Caletka (momentarily relinquishing his pistolero image) says he feared for his life. "Last year, the town paid [Monroe Kiar's] firm $389,000," he says with a touch of hyperbole. "That's a lot of money, maybe enough where [a critic] ends up in a ditch." He filed a police report, but Caletka only once heard back from an investigator, months after the incident, and he doubts charges will ever be filed. Martin Kiar, who has since won election to the State Legislature, was traveling and could not be reached for comment.
Kovanes was fired last January, but the case had already inflicted terminal injuries to Hubert's reelection bid. She lost to Caletka by a 3-to-1 margin.
Since the issue of runaway spending catapulted him into office, Caletka has brought a missionary's zeal to budget-cutting. He began by making forceful arguments about how the town paid a hefty price to the town attorney's firm for legal advice that, as history proved, turned out to be faulty or incomplete. Still, it took until last week before Caletka could win the council majority he needed to fire Kiar. In the intervening months, he went after other parts of the town budget, like the take-home cars Davie gives to its officials. "[The town clerk] sits in his office and takes public records requests. Why does he need a take-home car?"
It surprised Caletka when, after being elected to office, the town gave him a credit card to be used for expenses incurred in conducting town business. As the champion of fiscal conservatism, he resolved not to use it, but he wondered if his colleagues on the Town Council had the same discipline, so he made a public records request.
"And I wasn't exactly happy with what I saw," Caletka says. "It looked like meals were being purchased, and in the case of Susan Starkey, she did quite a lot of traveling around Florida on the taxpayers' dime."

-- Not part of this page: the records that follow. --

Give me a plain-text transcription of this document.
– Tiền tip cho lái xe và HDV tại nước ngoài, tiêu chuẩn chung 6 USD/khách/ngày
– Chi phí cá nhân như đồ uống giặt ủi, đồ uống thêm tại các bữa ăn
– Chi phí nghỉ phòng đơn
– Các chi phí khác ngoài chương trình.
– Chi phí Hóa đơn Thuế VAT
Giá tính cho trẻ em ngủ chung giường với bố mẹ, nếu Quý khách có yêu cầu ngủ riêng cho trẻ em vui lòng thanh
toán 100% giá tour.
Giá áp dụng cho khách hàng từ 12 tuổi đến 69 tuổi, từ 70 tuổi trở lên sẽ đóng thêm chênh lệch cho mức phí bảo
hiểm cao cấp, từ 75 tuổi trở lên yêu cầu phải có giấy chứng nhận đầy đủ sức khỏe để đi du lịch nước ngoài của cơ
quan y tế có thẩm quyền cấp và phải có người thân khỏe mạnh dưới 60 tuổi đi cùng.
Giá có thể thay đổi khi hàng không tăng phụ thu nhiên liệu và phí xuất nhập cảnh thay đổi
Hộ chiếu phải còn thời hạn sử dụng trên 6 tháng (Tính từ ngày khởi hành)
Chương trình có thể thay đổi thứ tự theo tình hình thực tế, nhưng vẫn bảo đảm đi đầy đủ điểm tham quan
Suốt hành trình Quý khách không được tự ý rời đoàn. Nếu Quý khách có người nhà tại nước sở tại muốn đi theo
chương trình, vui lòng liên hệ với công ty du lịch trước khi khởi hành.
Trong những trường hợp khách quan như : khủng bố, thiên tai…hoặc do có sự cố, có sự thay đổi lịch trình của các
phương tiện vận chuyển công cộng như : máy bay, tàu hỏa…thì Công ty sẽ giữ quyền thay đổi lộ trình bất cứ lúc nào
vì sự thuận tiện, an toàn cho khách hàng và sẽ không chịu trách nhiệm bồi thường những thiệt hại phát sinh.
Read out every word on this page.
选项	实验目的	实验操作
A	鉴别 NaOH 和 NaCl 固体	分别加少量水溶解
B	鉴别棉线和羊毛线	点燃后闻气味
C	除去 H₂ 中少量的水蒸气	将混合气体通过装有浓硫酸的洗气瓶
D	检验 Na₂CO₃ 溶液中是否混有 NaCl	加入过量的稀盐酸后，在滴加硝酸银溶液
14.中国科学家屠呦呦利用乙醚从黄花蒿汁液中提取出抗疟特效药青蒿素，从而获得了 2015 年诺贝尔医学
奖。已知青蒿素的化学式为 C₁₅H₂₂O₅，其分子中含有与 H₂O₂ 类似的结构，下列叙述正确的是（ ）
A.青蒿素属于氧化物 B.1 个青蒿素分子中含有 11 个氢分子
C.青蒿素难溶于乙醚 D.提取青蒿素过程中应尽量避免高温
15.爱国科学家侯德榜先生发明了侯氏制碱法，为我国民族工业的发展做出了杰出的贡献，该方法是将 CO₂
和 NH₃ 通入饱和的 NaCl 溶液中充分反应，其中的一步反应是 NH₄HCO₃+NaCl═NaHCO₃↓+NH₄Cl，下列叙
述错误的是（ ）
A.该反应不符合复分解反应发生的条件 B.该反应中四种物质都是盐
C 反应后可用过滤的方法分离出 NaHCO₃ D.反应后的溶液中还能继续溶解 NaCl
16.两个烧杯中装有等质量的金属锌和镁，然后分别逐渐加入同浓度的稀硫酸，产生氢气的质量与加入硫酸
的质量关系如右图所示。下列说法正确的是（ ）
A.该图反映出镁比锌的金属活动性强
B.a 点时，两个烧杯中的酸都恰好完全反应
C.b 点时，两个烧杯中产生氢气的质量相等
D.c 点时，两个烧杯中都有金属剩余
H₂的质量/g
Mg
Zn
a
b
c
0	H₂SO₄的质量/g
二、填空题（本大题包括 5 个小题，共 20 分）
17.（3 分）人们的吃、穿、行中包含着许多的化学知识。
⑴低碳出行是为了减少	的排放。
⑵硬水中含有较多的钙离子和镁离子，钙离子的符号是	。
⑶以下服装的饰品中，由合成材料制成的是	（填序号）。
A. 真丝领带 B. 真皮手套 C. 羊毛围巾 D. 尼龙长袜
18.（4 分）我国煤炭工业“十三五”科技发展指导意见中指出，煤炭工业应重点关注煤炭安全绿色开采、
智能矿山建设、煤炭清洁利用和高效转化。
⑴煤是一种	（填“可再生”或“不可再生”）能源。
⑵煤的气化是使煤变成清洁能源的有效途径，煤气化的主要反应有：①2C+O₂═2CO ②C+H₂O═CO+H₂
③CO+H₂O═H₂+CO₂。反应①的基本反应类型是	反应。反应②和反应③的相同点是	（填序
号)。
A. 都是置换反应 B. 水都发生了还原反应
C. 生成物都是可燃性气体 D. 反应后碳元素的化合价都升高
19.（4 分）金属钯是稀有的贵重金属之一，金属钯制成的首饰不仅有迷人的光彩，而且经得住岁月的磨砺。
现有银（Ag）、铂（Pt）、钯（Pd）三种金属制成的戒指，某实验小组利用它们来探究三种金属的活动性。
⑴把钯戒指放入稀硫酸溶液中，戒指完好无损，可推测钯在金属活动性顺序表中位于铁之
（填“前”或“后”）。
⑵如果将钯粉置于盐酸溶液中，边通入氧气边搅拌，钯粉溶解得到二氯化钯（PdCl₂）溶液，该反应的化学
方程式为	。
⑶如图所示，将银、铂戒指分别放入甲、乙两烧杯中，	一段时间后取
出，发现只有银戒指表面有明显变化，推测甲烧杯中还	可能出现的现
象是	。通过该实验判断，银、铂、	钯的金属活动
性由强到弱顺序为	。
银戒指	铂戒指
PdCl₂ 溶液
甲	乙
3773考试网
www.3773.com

A study of Starkey's expenses found that they were all legitimate costs she encountered in her role as a board member on Broward County's League of Cities, plus traveling expenses that came through her interest in environmental issues.
"He was way off-base on that one," says Mayor Tom Truex, who takes an avuncular tone on the dais but speaks tersely when the subject is Caletka. Truex believes him to be penny-wise and pound-foolish. "It's a good soundbite to say 'I'm watching out for people's nickels,'" Truex says, "but you can't be distracted from the big-ticket items."
Truex cites Caletka's interest in annexing the unincorporated neighborhood of Broadview Park and in the town's paying for the relocation of mobile home residents displaced by developers (positions that Caletka denies taking).
Although Truex accuses Caletka of "micromanaging" town government, council member Judy Paul the only other Democrat on the dais says that's exactly what's been missing. "Had we 'micromanaged' the budget three years ago," Paul says, "we probably would have found the companies that Kovanes started." The former town administrator is accused of funneling town funds through shell companies and into his own pocket.
Paul, whose nine years on the council make her the body's most experienced member, is retiring in March, a fact that gives even more urgency to Caletka's fledgling, anti-incumbent PAC.
Even as he seems to have been winning battles on the Davie Town Council, though, Caletka's opponents look better-equipped to win a war of attrition. Caletka admits he's already exhausted.
"I never promised anybody I was going to run for reelection," he says. "It sucks your life; it really does. I've had council meetings go to 3 in the morning. I've had to go home just to go to bed for a few hours before waking up to teach class. I'm still in my 20s, but two hours of sleep doesn't cut it anymore."